Sejumlah kasus yang mencuat di Jakarta pada Sabtu, 1 November, kembali menyorot kerja aparat dalam menangani isu keamanan yang beragam. Dari urusan narkotika yang menyeret artis Onad, dugaan pemalsuan perlengkapan Program Makan Bergizi Gratis (MBG), hingga laporan kejahatan siber yang nilainya menembus miliaran rupiah, rangkaian peristiwa ini memperlihatkan betapa padatnya agenda penegakan hukum di Ibu Kota dan sekitarnya.

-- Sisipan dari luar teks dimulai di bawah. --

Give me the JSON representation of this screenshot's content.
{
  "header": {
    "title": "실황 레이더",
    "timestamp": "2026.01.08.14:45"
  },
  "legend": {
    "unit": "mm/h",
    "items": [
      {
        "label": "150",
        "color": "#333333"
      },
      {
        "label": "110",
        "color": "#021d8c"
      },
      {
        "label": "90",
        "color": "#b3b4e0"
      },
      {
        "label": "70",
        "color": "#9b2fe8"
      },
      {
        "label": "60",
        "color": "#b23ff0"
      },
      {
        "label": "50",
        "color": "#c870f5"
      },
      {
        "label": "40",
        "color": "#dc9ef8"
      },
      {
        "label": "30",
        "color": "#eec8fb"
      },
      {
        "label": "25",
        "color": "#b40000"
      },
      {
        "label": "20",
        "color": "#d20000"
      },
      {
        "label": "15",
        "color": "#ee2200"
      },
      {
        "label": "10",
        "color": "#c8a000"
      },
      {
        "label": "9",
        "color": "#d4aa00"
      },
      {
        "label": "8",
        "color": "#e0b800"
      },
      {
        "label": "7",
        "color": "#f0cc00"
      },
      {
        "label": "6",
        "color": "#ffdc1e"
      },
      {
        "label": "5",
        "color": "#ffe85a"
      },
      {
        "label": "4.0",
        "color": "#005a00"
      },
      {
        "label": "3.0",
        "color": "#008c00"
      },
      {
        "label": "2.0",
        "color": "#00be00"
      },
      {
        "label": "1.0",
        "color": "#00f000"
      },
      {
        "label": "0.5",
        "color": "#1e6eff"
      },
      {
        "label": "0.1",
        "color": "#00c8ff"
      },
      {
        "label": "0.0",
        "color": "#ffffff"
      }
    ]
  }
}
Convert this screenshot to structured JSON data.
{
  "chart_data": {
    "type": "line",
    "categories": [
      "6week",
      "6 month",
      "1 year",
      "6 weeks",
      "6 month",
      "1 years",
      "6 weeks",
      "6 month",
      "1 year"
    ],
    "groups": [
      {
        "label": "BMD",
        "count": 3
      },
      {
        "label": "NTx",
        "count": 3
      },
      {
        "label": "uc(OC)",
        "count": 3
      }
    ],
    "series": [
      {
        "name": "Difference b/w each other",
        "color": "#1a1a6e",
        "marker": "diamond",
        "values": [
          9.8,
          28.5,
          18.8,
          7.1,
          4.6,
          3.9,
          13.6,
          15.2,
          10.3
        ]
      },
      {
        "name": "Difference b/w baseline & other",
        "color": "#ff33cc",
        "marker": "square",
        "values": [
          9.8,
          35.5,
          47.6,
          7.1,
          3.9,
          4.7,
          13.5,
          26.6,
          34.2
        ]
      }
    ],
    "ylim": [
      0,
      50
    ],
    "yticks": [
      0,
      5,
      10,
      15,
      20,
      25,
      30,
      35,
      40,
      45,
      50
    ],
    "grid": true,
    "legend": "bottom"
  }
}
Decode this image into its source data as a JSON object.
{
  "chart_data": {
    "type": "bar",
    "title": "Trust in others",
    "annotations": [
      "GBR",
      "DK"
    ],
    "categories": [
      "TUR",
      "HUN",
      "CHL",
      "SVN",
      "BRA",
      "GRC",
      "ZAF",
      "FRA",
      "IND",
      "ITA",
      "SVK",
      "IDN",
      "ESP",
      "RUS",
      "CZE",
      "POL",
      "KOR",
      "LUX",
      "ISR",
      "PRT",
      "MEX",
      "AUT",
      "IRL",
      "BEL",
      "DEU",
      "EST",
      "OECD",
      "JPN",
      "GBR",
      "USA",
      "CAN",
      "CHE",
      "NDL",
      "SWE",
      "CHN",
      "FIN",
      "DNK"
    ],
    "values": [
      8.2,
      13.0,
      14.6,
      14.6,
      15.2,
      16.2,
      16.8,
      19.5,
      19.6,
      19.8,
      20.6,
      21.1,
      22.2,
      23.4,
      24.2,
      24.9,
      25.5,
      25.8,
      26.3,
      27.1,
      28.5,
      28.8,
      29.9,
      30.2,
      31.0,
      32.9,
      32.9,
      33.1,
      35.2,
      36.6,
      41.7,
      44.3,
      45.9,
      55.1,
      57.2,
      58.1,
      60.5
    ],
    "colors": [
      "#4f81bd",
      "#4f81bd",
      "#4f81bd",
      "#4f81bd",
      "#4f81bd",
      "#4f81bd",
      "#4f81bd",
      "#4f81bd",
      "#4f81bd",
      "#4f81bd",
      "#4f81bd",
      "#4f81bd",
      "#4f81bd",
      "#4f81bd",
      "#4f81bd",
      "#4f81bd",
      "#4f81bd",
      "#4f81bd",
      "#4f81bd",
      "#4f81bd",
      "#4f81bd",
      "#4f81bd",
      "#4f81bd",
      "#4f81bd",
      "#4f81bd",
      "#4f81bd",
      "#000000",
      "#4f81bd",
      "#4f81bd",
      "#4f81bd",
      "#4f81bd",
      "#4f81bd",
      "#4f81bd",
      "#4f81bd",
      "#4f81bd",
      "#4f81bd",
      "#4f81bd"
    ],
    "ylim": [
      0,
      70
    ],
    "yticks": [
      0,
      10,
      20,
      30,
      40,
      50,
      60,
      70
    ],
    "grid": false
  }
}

Onad Positif Ganja dan Ekstasi, Istri Negatif
Artis Onad dinyatakan positif mengonsumsi ganja dan ekstasi setelah menjalani tes urine di Polres Metro Jakarta Barat. Hasil pemeriksaan itu menjadi titik awal pendalaman kasus yang sedang ditangani aparat. Di sisi lain, istrinya justru dinyatakan negatif, sehingga polisi masih memetakan secara rinci keterlibatan masing-masing pihak dalam perkara tersebut.
Kasus ini menyita perhatian publik karena kembali menunjukkan bahwa penyalahgunaan narkoba masih menjadi persoalan serius, bahkan ketika melibatkan figur yang dikenal luas. Polisi kini terus mengumpulkan keterangan untuk memperjelas duduk perkara dan memastikan proses hukum berjalan sesuai prosedur.
Polisi Selidiki Nampan Palsu untuk MBG di Jakarta Utara
Di Jakarta Utara, polisi juga tengah menyelidiki kasus nampan palsu yang diduga berkaitan dengan Program Makan Bergizi Gratis (MBG). Dugaan pemalsuan ini menjadi perhatian karena menyangkut program yang bersentuhan langsung dengan kebutuhan masyarakat. Aparat masih menelusuri asal-usul barang, pihak yang terlibat, serta bagaimana peredaran nampan tersebut bisa terjadi.
Penelusuran kasus ini penting bukan hanya untuk mengungkap pelaku, tetapi juga untuk mencegah gangguan terhadap pelaksanaan program yang seharusnya berjalan tertib dan aman.
Kejahatan Siber dan Temuan Benda Diduga Mortir
Polda Metro Jaya mencatat ada 2.597 laporan terkait kejahatan siber sejak Januari hingga Agustus 2025, dengan total kerugian mencapai Rp24,3 miliar. Angka itu menunjukkan bahwa ancaman di ruang digital masih tinggi dan terus memakan korban. Laporan yang masuk menjadi gambaran bahwa masyarakat masih rentan terhadap berbagai modus penipuan dan tindak kriminal berbasis teknologi.
Selain itu, polisi juga mengungkap kronologi penemuan benda yang diduga merupakan mortir di Depok. Temuan tersebut langsung memicu perhatian karena berkaitan dengan benda berbahaya yang tidak boleh dianggap sepele. Aparat kini menelusuri asal benda itu dan memastikan penanganannya dilakukan secara hati-hati.
DJ Panda dan Erika Carlina Dijadwalkan Bertemu Lagi
Di tengah deretan kasus hukum dan keamanan, Polda Metro Jaya juga menyampaikan bahwa DJ Panda dan Erika Carlina akan kembali bertemu dalam waktu dekat. Informasi ini menambah sorotan publik terhadap rangkaian peristiwa yang berkembang di Jakarta, meski konteks pertemuan tersebut masih menjadi perhatian tersendiri.
Berbagai kasus yang muncul pada hari yang sama menunjukkan bahwa aparat masih harus menangani isu dari banyak sisi sekaligus, mulai dari narkotika, dugaan pemalsuan, kejahatan digital, hingga temuan benda mencurigakan. Semua proses itu kini terus berjalan di bawah pengawasan kepolisian.